The exam papers

You will sit two exam papers at the end of your GCSE Chemistry course. Paper 1 is called Breadth in Chemistry, and paper 2 is called Depth in Chemistry.

Each paper:

  • is worth 50% of your GCSE in chemistry
  • has a total of 90 marks
  • lasts for 1 hour and 45 minutes
  • can be sat at foundation or higher tier
  • assesses knowledge and understanding from across the whole GCSE chemistry course, including practical questions and maths questions

The Breadth paper will contain questions worth 1, 2 and 3 marks. The Depth paper will contain questions worth 1 to 5 marks, plus two 6 mark extended writing questions.

Demonstrating and applying what you know

1. Each exam paper will contain questions that require you to recall what you've learnt.

You will need to remember, select and clearly communicate facts and explanations that you have learnt from studying.

2. Each exam paper will contain questions that require you to apply what you’ve learnt to an unfamiliar context.

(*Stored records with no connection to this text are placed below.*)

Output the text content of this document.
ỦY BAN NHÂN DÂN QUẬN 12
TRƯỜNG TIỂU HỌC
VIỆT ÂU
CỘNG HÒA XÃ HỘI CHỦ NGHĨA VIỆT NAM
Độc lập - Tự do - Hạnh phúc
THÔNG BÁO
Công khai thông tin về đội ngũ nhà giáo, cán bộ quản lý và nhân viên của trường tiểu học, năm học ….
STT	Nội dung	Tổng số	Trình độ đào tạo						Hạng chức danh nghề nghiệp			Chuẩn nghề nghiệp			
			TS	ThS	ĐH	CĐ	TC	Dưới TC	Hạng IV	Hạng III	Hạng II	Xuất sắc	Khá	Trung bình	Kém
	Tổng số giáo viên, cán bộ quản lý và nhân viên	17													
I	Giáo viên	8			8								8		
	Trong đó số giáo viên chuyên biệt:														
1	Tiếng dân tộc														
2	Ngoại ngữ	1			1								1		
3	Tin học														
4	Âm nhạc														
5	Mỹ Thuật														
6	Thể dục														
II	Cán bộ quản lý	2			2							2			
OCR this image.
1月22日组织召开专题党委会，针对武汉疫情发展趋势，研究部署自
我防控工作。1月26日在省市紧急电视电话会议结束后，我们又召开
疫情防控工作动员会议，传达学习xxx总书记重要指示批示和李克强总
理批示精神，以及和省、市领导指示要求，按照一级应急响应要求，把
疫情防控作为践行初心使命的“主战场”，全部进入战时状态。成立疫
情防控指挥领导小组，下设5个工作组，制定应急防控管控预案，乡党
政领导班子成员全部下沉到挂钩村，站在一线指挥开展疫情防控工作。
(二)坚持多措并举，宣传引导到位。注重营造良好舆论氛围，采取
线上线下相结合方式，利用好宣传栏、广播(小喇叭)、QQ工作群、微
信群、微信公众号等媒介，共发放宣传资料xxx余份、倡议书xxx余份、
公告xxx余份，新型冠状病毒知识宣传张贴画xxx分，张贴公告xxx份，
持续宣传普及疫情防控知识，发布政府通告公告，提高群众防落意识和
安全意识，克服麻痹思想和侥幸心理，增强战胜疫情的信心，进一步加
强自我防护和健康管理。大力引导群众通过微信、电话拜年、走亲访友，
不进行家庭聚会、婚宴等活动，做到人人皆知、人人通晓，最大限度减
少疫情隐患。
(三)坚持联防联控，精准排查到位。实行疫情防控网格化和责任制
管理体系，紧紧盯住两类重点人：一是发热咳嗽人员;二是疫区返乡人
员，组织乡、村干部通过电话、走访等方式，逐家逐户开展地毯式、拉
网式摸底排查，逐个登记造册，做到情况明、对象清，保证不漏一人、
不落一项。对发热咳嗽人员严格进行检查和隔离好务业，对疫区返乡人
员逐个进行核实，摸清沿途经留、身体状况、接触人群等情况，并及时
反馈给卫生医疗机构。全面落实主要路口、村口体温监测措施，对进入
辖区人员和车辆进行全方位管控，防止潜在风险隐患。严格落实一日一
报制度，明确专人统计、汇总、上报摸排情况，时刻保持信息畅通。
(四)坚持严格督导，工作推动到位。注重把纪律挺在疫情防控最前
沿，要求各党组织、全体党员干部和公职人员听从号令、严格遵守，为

These questions may at first appear to be about things you haven’t learnt. But the question will give you all the information you need to answer it when combined with your own knowledge and understanding.

When you see an unfamiliar situation in a question:

  • don't panic
  • read the information in the question carefully
  • think about how the situation is similar to something you have studied
  • look for clues in the question that suggest how you can use what you know to explain the unfamiliar situation

3. Each exam paper will contain questions that require you to analyse evidence or data and then make your own decision or conclusion

To get full marks on this type of question, you will usually have to do more than just processing data (eg doing calculations or plotting a graph) or describing it (eg describing the pattern in the results or the shape of the graph) - you will have to come up with your own conclusion or decision based on the evidence you have been given.

Sometimes, you may be asked whether you agree with a statement or a conclusion. You may not get any marks for simply stating that you agree or disagree - most or all of the marks will be given for explaining and justifying your decision. Your answer must make it clear that your decision is based on the evidence you have been given in the question and your own knowledge and understanding of chemistry.